Я рассмеялся. Что-что, а спорт я все же считал более важным занятием, чем вздохи по порхающим бабочкам, или распускающимся на лугу цветочкам.
– Вы смеетесь, и это очень прискорбно, потому что современное молодое поколение не задумывается над природой жизни. Она устроена куда сложнее, чем считаете вы. И от этого все ваши беды.
Так началась его первая для меня лекция. Я и не заметил, как мы уже вместе шли по тропинке в сторону площадки для гольфа. А когда мы пришли на место, неожиданно пригласил на ленч, после того, как я закончу свою партию в гольф. Позднее я выяснил, что он преподавал философию в Кембриджском университете, и вот уже несколько лет, как ушел в отставку, но все по-прежнему нуждается в студентах. Я для него был находкой, заменяющий с успехом целую аудиторию. Но мне порой казалось, что он вводил меня в курс такой философии, которую не слышал никогда не один студент Кембриджа…
Прогулки в южных отрогах Альп никого никогда не оставят равнодушным. Даже мне, лишенному всяких сантиментов, доставлял удовольствие ежедневный, казалось бы надоевший, маршрут. А может быть, удовольствие доставляли мне беседы на странные темы, от которых становится немного не по себе, а то и вовсе жутко. Почему человека так тянет на все странное и таинственное?
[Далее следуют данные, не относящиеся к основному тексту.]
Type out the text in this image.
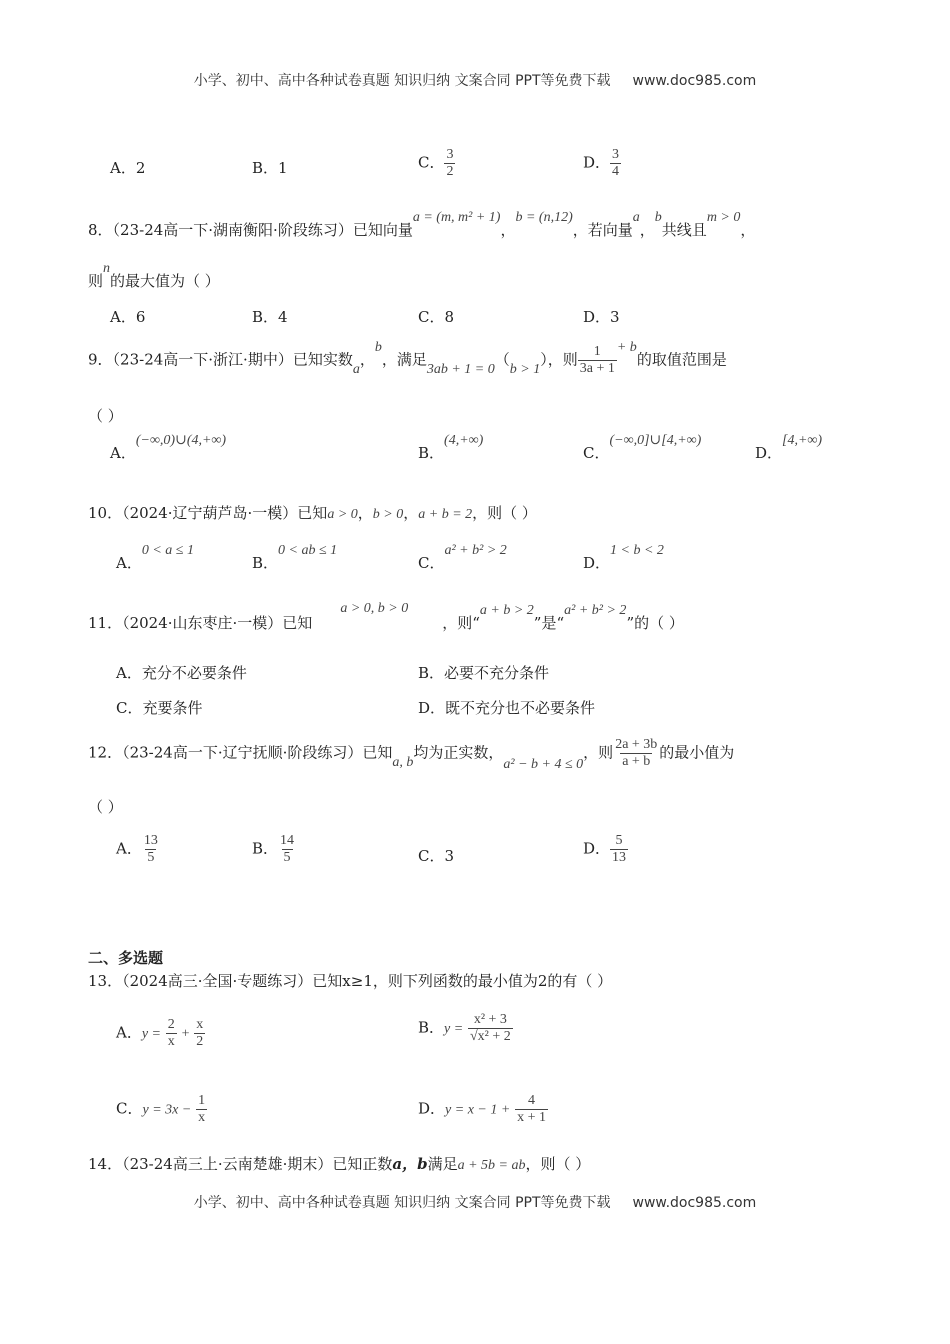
小学、初中、高中各种试卷真题 知识归纳 文案合同 PPT等免费下载 www.doc985.com
A．2	B．1	C． $\frac{3}{2}$	D． $\frac{3}{4}$
8．（23-24高一下·湖南衡阳·阶段练习）已知向量a = (m, m² + 1)，b = (n,12)，若向量a，b共线且m > 0，
则n的最大值为（ ）
A．6	B．4	C．8	D．3
9．（23-24高一下·浙江·期中）已知实数a，b，满足3ab + 1 = 0（b > 1），则 $\frac{1}{3a + 1} + b$的取值范围是
（ ）
A．(−∞,0)∪(4,+∞)
B．(4,+∞)
C．(−∞,0]∪[4,+∞)
D．[4,+∞)
10．（2024·辽宁葫芦岛·一模）已知a > 0，b > 0，a + b = 2，则（ ）
A．0 < a ≤ 1
B．0 < ab ≤ 1
C．a² + b² > 2
D．1 < b < 2
11．（2024·山东枣庄·一模）已知a > 0, b > 0，则“a + b > 2”是“a² + b² > 2”的（ ）
A．充分不必要条件	B．必要不充分条件
C．充要条件	D．既不充分也不必要条件
12．（23-24高一下·辽宁抚顺·阶段练习）已知a, b均为正实数，a² − b + 4 ≤ 0，则 $\frac{2a + 3b}{a + b}$ 的最小值为
（ ）
A． $\frac{13}{5}$	B． $\frac{14}{5}$	C．3	D． $\frac{5}{13}$
二、多选题
13．（2024高三·全国·专题练习）已知x≥1，则下列函数的最小值为2的有（ ）
A．$y = \frac{2}{x} + \frac{x}{2}$	B．$y = \frac{\text{x² + 3}}{\text{√x² + 2}}$
C．$y = 3x - \frac{1}{x}$	D．$y = x - 1 + \frac{4}{x + 1}$
14．（23-24高三上·云南楚雄·期末）已知正数a，b满足a + 5b = ab，则（ ）
小学、初中、高中各种试卷真题 知识归纳 文案合同 PPT等免费下载 www.doc985.com
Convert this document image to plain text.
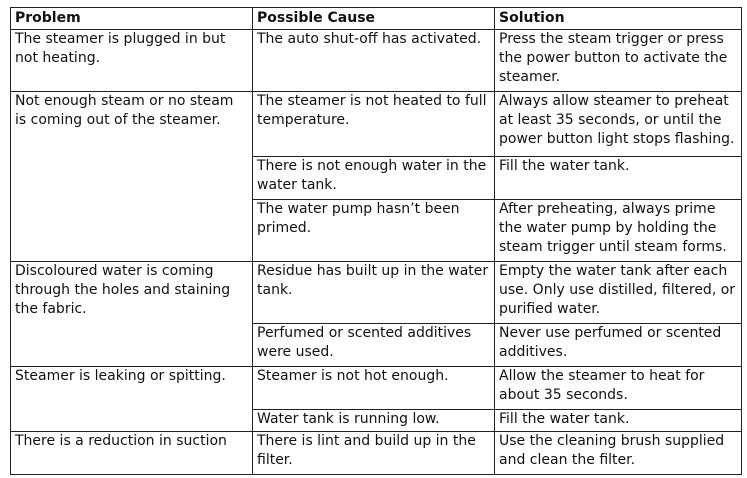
Problem	Possible Cause	Solution
The steamer is plugged in but not heating.	The auto shut-off has activated.	Press the steam trigger or press the power button to activate the steamer.
Not enough steam or no steam is coming out of the steamer.	The steamer is not heated to full temperature.	Always allow steamer to preheat at least 35 seconds, or until the power button light stops flashing.
	There is not enough water in the water tank.	Fill the water tank.
	The water pump hasn’t been primed.	After preheating, always prime the water pump by holding the steam trigger until steam forms.
Discoloured water is coming through the holes and staining the fabric.	Residue has built up in the water tank.	Empty the water tank after each use. Only use distilled, filtered, or purified water.
	Perfumed or scented additives were used.	Never use perfumed or scented additives.
Steamer is leaking or spitting.	Steamer is not hot enough.	Allow the steamer to heat for about 35 seconds.
	Water tank is running low.	Fill the water tank.
There is a reduction in suction	There is lint and build up in the filter.	Use the cleaning brush supplied and clean the filter.
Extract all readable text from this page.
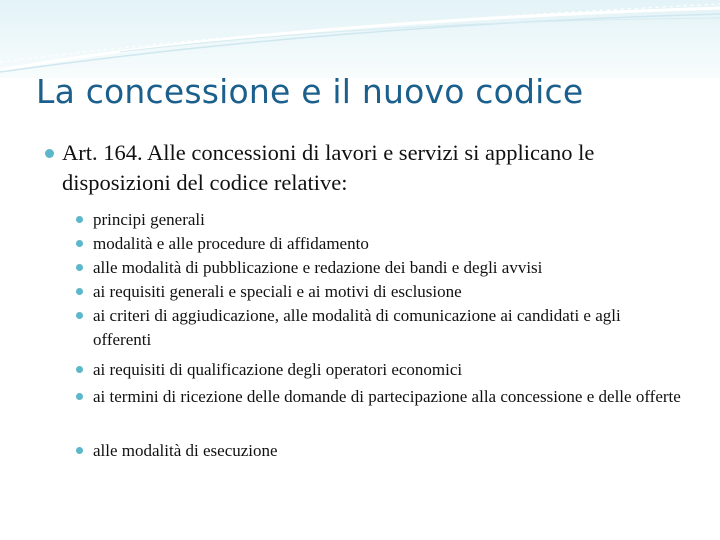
La concessione e il nuovo codice
Art. 164. Alle concessioni di lavori e servizi si applicano le disposizioni del codice relative:
principi generali
modalità e alle procedure di affidamento
alle modalità di pubblicazione e redazione dei bandi e degli avvisi
ai requisiti generali e speciali e ai motivi di esclusione
ai criteri di aggiudicazione, alle modalità di comunicazione ai candidati e agli offerenti
ai requisiti di qualificazione degli operatori economici
ai termini di ricezione delle domande di partecipazione alla concessione e delle offerte
alle modalità di esecuzione
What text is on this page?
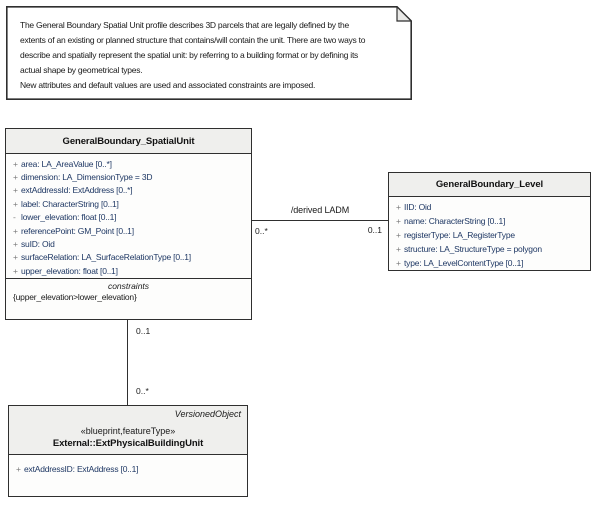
The General Boundary Spatial Unit profile describes 3D parcels that are legally defined by the
extents of an existing or planned structure that contains/will contain the unit. There are two ways to
describe and spatially represent the spatial unit: by referring to a building format or by defining its
actual shape by geometrical types.
New attributes and default values are used and associated constraints are imposed.
GeneralBoundary_SpatialUnit
+ area: LA_AreaValue [0..*]
+ dimension: LA_DimensionType = 3D
+ extAddressId: ExtAddress [0..*]
+ label: CharacterString [0..1]
- lower_elevation: float [0..1]
+ referencePoint: GM_Point [0..1]
+ suID: Oid
+ surfaceRelation: LA_SurfaceRelationType [0..1]
+ upper_elevation: float [0..1]
constraints
{upper_elevation>lower_elevation}
GeneralBoundary_Level
+ IID: Oid
+ name: CharacterString [0..1]
+ registerType: LA_RegisterType
+ structure: LA_StructureType = polygon
+ type: LA_LevelContentType [0..1]
VersionedObject
«blueprint,featureType»
External::ExtPhysicalBuildingUnit
+ extAddressID: ExtAddress [0..1]
/derived LADM
0..*	0..1
0..1
0..*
Тропинка круто поднималась из ущелья на плато, с которого открывался вид на озеро на наш городок на противоположном его берегу. Мы шли пока молча, потому что на подъёме моему спутнику говорить было трудно. Но я знал, что поднявшись наверх и отдышавшись, он окинет взглядом синее, до неестественности, озеро и начнет для начала разговор на какую-нибудь отвлеченную тему: что-нибудь о хорошей погоде, поющих птичках или цветущих вокруг желтых, красных и сиреневых цветочках, и только затем последует что-нибудь серьезное и неожиданное; такое, что отвергается моим сознанием.
Наконец, к большому удовольствию мистера Пристлея, мы поднялись на плато. Далее тропинка пойдет без спусков и подъемов примерно километра два, затем начнет постепенно снижаться и извиваясь, огибать глубокие лощины, а уже в самом конце пути пройдет рядом с берегом озера.
Мой спутник остановился и повернувшись лицом к озеру, глубоко вздохнул. Я спрятал улыбку и приготовился слушать.